Published on: Apr 24 2022

Are we about to face another period of stagflation like the one in the 1970s?

Before Russia invaded Ukraine, the economy already was facing a series of supply and demand shocks that pushed inflation to its highest levels in 40 years.

The invasion has caused new supply shocks, reducing global supplies of oil, natural gas, wheat and other widely used commodities.

Inflation is likely to remain elevated because of the new supply shocks and the slow response of the Federal Reserve to the inflation that has been building for about two years.

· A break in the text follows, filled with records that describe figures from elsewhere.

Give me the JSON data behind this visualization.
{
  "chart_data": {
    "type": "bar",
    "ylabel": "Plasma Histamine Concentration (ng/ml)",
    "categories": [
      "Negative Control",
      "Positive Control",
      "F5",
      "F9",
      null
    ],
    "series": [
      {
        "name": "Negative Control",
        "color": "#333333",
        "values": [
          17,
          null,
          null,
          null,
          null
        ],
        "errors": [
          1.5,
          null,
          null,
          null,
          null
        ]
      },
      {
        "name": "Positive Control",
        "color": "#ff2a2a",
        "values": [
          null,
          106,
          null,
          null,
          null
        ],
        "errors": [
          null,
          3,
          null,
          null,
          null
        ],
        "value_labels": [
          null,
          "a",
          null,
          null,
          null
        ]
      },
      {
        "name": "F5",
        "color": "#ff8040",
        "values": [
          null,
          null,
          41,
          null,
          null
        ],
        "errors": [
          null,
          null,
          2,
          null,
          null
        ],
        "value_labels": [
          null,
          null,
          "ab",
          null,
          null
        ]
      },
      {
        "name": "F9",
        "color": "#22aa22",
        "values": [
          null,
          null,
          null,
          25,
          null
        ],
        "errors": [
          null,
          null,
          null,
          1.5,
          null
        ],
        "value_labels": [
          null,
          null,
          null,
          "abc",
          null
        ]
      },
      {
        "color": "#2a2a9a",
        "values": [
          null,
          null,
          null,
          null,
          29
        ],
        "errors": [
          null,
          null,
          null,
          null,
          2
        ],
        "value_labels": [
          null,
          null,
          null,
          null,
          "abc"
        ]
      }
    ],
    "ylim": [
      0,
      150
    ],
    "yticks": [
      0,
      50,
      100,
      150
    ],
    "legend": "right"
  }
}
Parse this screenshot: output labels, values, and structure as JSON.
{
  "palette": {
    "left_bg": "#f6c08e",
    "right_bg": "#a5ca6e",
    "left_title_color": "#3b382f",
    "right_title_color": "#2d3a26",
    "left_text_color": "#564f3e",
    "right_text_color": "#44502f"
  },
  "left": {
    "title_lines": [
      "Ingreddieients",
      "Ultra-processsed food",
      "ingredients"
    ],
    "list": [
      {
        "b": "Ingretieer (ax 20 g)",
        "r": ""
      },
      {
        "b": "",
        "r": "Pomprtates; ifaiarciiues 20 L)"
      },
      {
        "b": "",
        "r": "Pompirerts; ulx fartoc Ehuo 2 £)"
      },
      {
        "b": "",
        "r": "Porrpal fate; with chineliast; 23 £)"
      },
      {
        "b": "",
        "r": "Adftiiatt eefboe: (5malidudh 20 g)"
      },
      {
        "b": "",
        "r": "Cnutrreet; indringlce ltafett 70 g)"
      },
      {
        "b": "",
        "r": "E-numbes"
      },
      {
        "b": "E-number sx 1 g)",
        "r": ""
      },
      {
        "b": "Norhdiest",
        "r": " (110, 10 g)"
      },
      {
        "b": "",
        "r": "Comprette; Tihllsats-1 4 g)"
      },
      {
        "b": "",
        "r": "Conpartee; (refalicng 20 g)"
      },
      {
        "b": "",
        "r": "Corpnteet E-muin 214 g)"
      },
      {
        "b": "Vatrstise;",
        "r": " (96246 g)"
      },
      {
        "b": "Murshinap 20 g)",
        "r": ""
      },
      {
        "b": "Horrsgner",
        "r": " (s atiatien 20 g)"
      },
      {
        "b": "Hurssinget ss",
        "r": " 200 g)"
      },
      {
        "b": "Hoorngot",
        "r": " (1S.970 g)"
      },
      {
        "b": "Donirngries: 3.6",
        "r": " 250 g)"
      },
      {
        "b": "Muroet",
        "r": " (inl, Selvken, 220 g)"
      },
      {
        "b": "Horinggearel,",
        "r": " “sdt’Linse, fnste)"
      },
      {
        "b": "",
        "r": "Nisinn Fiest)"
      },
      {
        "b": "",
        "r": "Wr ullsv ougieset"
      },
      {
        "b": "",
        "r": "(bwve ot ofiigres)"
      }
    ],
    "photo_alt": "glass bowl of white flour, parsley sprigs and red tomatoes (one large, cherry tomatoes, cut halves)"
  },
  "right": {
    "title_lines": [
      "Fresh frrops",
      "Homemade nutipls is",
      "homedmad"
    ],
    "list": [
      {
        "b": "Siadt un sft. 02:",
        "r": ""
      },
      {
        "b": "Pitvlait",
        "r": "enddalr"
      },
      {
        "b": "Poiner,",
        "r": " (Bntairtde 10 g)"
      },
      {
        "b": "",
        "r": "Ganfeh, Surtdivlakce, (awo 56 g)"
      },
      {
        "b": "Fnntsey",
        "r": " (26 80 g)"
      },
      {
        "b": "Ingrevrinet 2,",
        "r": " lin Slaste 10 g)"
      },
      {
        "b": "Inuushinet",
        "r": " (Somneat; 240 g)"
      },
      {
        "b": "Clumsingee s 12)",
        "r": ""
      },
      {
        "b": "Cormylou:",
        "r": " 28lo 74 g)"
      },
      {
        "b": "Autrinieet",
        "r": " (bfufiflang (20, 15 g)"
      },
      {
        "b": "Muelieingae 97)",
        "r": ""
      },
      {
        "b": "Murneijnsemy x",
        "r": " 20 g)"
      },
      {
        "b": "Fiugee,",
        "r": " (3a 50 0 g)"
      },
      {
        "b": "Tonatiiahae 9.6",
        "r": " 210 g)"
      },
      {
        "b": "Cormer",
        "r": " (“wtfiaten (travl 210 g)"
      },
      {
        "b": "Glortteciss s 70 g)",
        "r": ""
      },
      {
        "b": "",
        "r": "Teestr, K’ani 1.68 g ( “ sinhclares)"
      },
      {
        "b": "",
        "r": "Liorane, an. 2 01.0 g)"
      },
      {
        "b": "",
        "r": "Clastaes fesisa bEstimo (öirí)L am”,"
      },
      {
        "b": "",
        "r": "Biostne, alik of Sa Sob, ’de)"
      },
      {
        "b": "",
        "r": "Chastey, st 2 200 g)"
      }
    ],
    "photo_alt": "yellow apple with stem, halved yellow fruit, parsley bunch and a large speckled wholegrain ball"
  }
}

But the new supply shocks also have the potential to reduce economic growth as the oil supply shocks did in the 1970s.

The parallels between the 1970s and the 2020s aren’t perfect, but they’re close enough that investors need to be aware of them and prepare for the possibility of high inflation and slow economic growth.

In a “stagflationary” environment, stocks and bonds won’t help achieve your rate of return goals or protect your principal. Stocks and bonds both had extended bear markets during the 1970s stagflation.

Most people are underinvested in inflation hedges because they underperformed during the low inflation of recent decades.

In recent years, I’ve been encouraging investors to increase their holdings of inflation hedges.

Commodity prices react strongly to supply and demand shocks. There were sharp price increases in almost all commodities this year, even before the invasion of Ukraine.

The energy sector is the leader of the stock market indexes, rising more than 30% so far this year.

A broad-based basket of commodities is up more than 20%. Financial assets have been and remain vulnerable. Stocks appreciated far more than the economy grew for years, but especially for the last two to three years.

That kind of imbalance can’t continue indefinitely and is especially unlikely when the central bank is removing liquidity from the economy and raising interest rates.

The Fed’s been behind the curve on inflation. At least part of the delay in fighting inflation was deliberate to avoid tipping the economy into a recession the Fed has few tools to counteract.

Soon, the Fed will have to be more aggressive than the markets anticipate to reduce inflation to an acceptable level. That will take some work, as the inflationary forces now are self-sustaining.

The riskiest assets still are those that benefited the most from the extreme fiscal and monetary stimulus of the last few years.

They already lost a lot of value since their 2022 peaks, yet the policy tightening barely has begun.

Three different types of tightening are in the works.

There’s fiscal tightening, that’s begun as some of the pandemic stimulus programs were allowed to expire.

There could be more fiscal tightening if proposed tax increases go into effect or there are reductions in other spending programs.

Higher interest rates are a form of monetary tightening. While promising higher rates for some time, the Fed delayed its first modest move to March.

Markets are ahead of the Fed. They’ve been pushing rates higher and faster than the Fed. The Fed is going to reduce its balance sheet, withdrawing liquidity from the economy and markets.

That’s known as quantitative tightening, and it hasn’t started. Many investors are betting it won’t take much tightening to curtail inflation, so financial assets and the economy won’t be hurt much before the tightening stops.

That looks like a risky bet with little or no margin of safety. It is going to take a lot to stop the forces propelling today’s inflation.

Instead of focusing on the investments that did best before 2022, be sure your portfolio has additional assets, such as inflation hedges and value stocks.